More and more research in the humanities and allied social sciences involves analyzing machine-readable data with computer software. But learning the techniques and perspectives that support this computational work is still difficult for students and researchers. The population of university courses and books addressed to researchers in the Geisteswissenschaften remains small and unevenly distributed. This is unfortunate because scholars associated with the humanities stand to benefit from expanding reservoirs of trustworthy, machine-readable data. We wrote this book in response to this situation. Our goal is to make common techniques and practices used in data analysis more accessible and to describe in detail how researchers can use the programming language Python—and its software ecosystem—in their work. When readers finish this book, they will have greater fluency in quantitative data analysis and will be equipped to move beyond deliberating about what one might do with large datasets and large text collections; they will be ready to begin to propose answers to questions of demonstrable interest.
This book is written with a particular group of readers in mind: students and researchers in the humanities and allied social sciences who are familiar with the Python programming language and who want to use Python in research related to their interests. (Readers fluent in a programming language other than Python should have no problem picking up the syntax of Python as they work through the initial chapters.) That such a population of readers exists—or is coming into existence—is clear. Python is the official programming language in secondary education in France and the most widely taught programming language in US universities [Guo, 2014, Ministère de l'Éducation Nationale et de la Jeunesse, 2018]. The language is, increasingly, the dominant language used in software development in high-income countries such as the United States, United Kingdom, Germany, and Canada [Robinson, 2017]. There are vanishingly few barriers to learning the basics. This is a book which should be accessible to all curious hackers interested in data-intensive research.
The book is limited in that it occasionally omits detailed coverage of mathematical or algorithmic details of procedures and models, opting to focus on supporting the reader in practical work. We compensate for this shortcoming by providing references to work describing the relevant algorithms and models in “Further Reading” sections at the end of each chapter. Basic knowledge of mathematics and mathematical notation is assumed; readers lacking this background knowledge may benefit from reviewing an introductory mathematical text such as Juola and Ramsay .
Although the book focuses on analyzing text data and tabular data sets, those interested in studying image and audio data using Python will find much of the material presented here useful.
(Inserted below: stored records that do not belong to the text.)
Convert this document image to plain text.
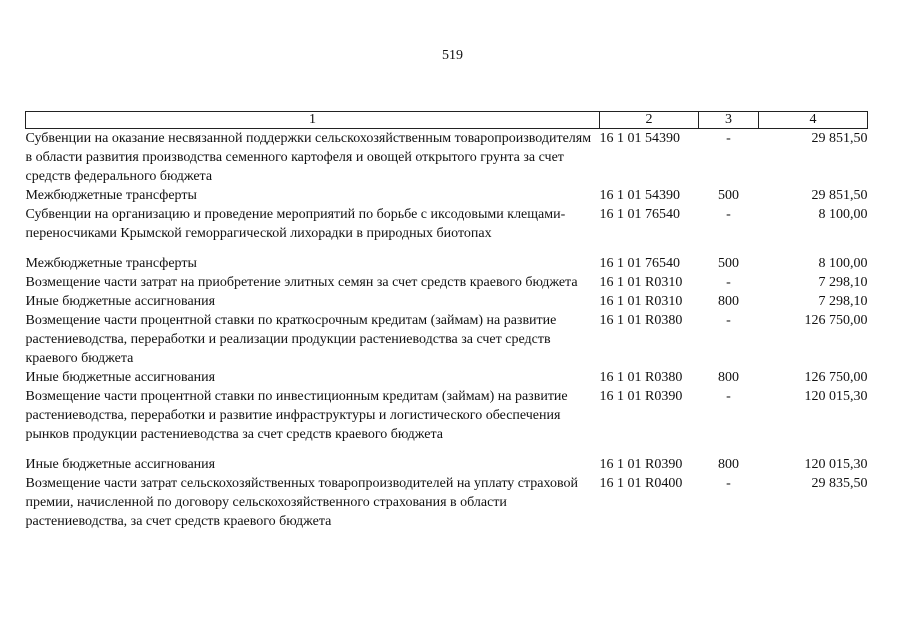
519
1	2	3	4
Субвенции на оказание несвязанной поддержки сельскохозяйственным товаропроизводителям в области развития производства семенного картофеля и овощей открытого грунта за счет средств федерального бюджета	16 1 01 54390	-	29 851,50
Межбюджетные трансферты	16 1 01 54390	500	29 851,50
Субвенции на организацию и проведение мероприятий по борьбе с иксодовыми клещами-переносчиками Крымской геморрагической лихорадки в природных биотопах	16 1 01 76540	-	8 100,00
Межбюджетные трансферты	16 1 01 76540	500	8 100,00
Возмещение части затрат на приобретение элитных семян за счет средств краевого бюджета	16 1 01 R0310	-	7 298,10
Иные бюджетные ассигнования	16 1 01 R0310	800	7 298,10
Возмещение части процентной ставки по краткосрочным кредитам (займам) на развитие растениеводства, переработки и реализации продукции растениеводства за счет средств краевого бюджета	16 1 01 R0380	-	126 750,00
Иные бюджетные ассигнования	16 1 01 R0380	800	126 750,00
Возмещение части процентной ставки по инвестиционным кредитам (займам) на развитие растениеводства, переработки и развитие инфраструктуры и логистического обеспечения рынков продукции растениеводства за счет средств краевого бюджета	16 1 01 R0390	-	120 015,30
Иные бюджетные ассигнования	16 1 01 R0390	800	120 015,30
Возмещение части затрат сельскохозяйственных товаропроизводителей на уплату страховой премии, начисленной по договору сельскохозяйственного страхования в области растениеводства, за счет средств краевого бюджета	16 1 01 R0400	-	29 835,50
The techniques and libraries introduced here are regularly used in the analysis of images and of sound recordings. Grayscale images, for example, are frequently represented as fixed-length sequences of intensities. As text documents are typically represented as fixed-length sequences of word frequencies, many of the tools used to analyze image data also work with text. And although low-level analysis of speech and music recordings requires familiarity with signal processing and libraries not covered in this book, analyzing features derived from sound recordings (e.g., Bertin-Mahieux et al. ) will likely use the techniques and software presented in these pages.
Also absent from this book is discussion of the practical and methodological implications of using computational tools and digital resources generally or in the Geisteswissenschaften specifically. We include in this category arguments which deny that the borrowing of useful (computational) methods from the natural and social sciences is welcome or desirable (e.g., Ramsay ). Scholarly work published during the previous century and the current one has treated this topic in considerable depth [Cetina, 2009, Hayles, 2012, McCarty, 2005, Pickering, 1995, Suchman et al., 1999]. Moreover, we believe that students and researchers coming from the humanities and interpretive social sciences will already be familiar with the idea that methods are not neutral, that knowledge is situated, and that interpretation and description are inextricable. Indeed, there are few ideas more frequently and consistently discussed in the Geisteswissenschaften.
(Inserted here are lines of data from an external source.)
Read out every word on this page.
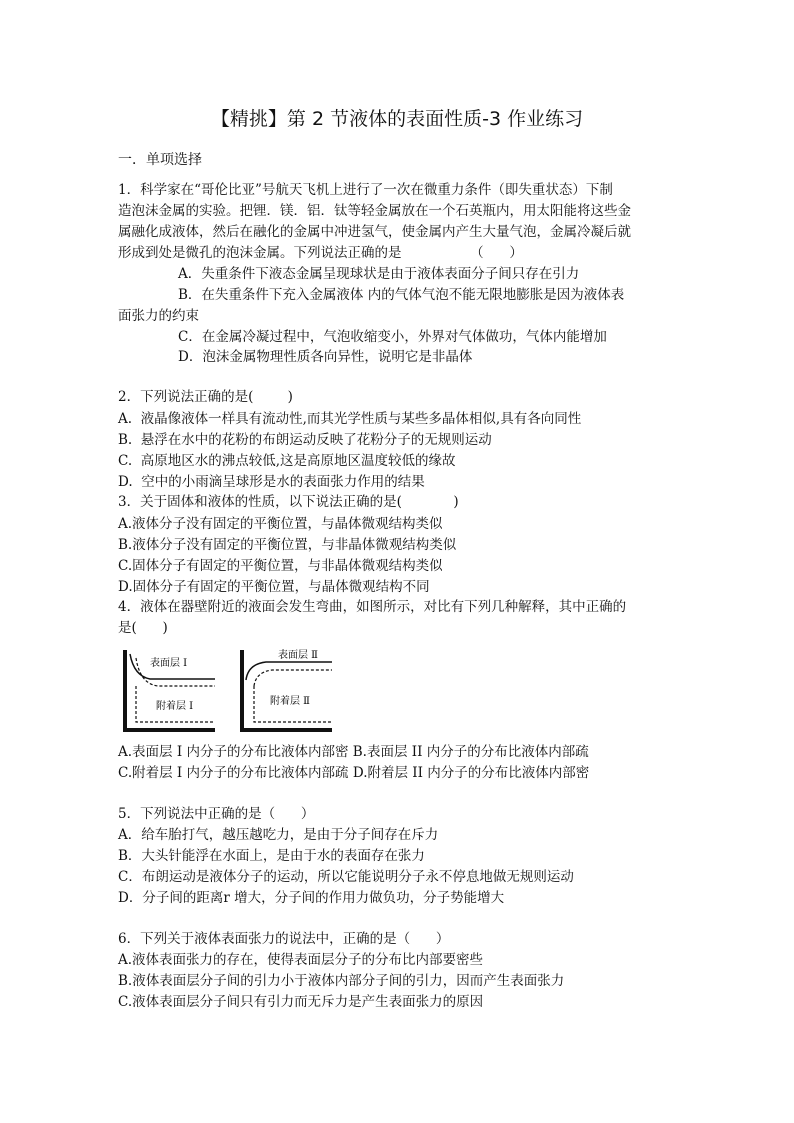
【精挑】第 2 节液体的表面性质-3 作业练习
一．单项选择
1．科学家在“哥伦比亚”号航天飞机上进行了一次在微重力条件（即失重状态）下制
造泡沫金属的实验。把锂．镁．铝．钛等轻金属放在一个石英瓶内，用太阳能将这些金
属融化成液体，然后在融化的金属中冲进氢气，使金属内产生大量气泡，金属冷凝后就
形成到处是微孔的泡沫金属。下列说法正确的是                （      ）
A．失重条件下液态金属呈现球状是由于液体表面分子间只存在引力
B．在失重条件下充入金属液体 内的气体气泡不能无限地膨胀是因为液体表
面张力的约束
C．在金属冷凝过程中，气泡收缩变小，外界对气体做功，气体内能增加
D．泡沫金属物理性质各向异性，说明它是非晶体
2．下列说法正确的是(        )
A.  液晶像液体一样具有流动性,而其光学性质与某些多晶体相似,具有各向同性
B.  悬浮在水中的花粉的布朗运动反映了花粉分子的无规则运动
C.  高原地区水的沸点较低,这是高原地区温度较低的缘故
D.  空中的小雨滴呈球形是水的表面张力作用的结果
3．关于固体和液体的性质，以下说法正确的是(            )
A.液体分子没有固定的平衡位置，与晶体微观结构类似
B.液体分子没有固定的平衡位置，与非晶体微观结构类似
C.固体分子有固定的平衡位置，与非晶体微观结构类似
D.固体分子有固定的平衡位置，与晶体微观结构不同
4．液体在器壁附近的液面会发生弯曲，如图所示，对比有下列几种解释，其中正确的
是(      )
表面层 Ⅰ
附着层 Ⅰ
表面层 Ⅱ
附着层 Ⅱ
A.表面层 I 内分子的分布比液体内部密 B.表面层 II 内分子的分布比液体内部疏
C.附着层 I 内分子的分布比液体内部疏 D.附着层 II 内分子的分布比液体内部密
5．下列说法中正确的是（      ）
A．给车胎打气，越压越吃力，是由于分子间存在斥力
B．大头针能浮在水面上，是由于水的表面存在张力
C．布朗运动是液体分子的运动，所以它能说明分子永不停息地做无规则运动
D．分子间的距离r 增大，分子间的作用力做负功，分子势能增大
6．下列关于液体表面张力的说法中，正确的是（      ）
A.液体表面张力的存在，使得表面层分子的分布比内部要密些
B.液体表面层分子间的引力小于液体内部分子间的引力，因而产生表面张力
C.液体表面层分子间只有引力而无斥力是产生表面张力的原因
We came together to write this book because we share the conviction that tools and techniques for doing computer-supported data analysis in Python are useful in humanities research. Each of us came to this conclusion by different paths. One of us came to programming out of a frustration with existing tools for the exploration and analysis of text corpora. The rest of us came to data analysis out of a desire to move beyond the methodological monoculture of “close reading” associated with research in literary studies and, to a lesser extent, with cultural studies. We have grown to appreciate the ways in which a principled mixture of methods—including methods borrowed from certain corners of the social and natural sciences—permits doing research which attends to observed patterns across time and at multiple scales.
We are indebted to the feedback provided by numerous participants in the workshops we have been teaching over the past years. We would also like to acknowledge Antal van den Bosch, Bob Carpenter, Christof Schoech, Dan Rockmore, Fotis Jannidis, James Dietrich, Lindsey Geybels, Jeroen de Gussem, and Walter Daelemans for their advice and comments. We would also like to thank several anonymous reviewers for their valuable comments on early versions of the book.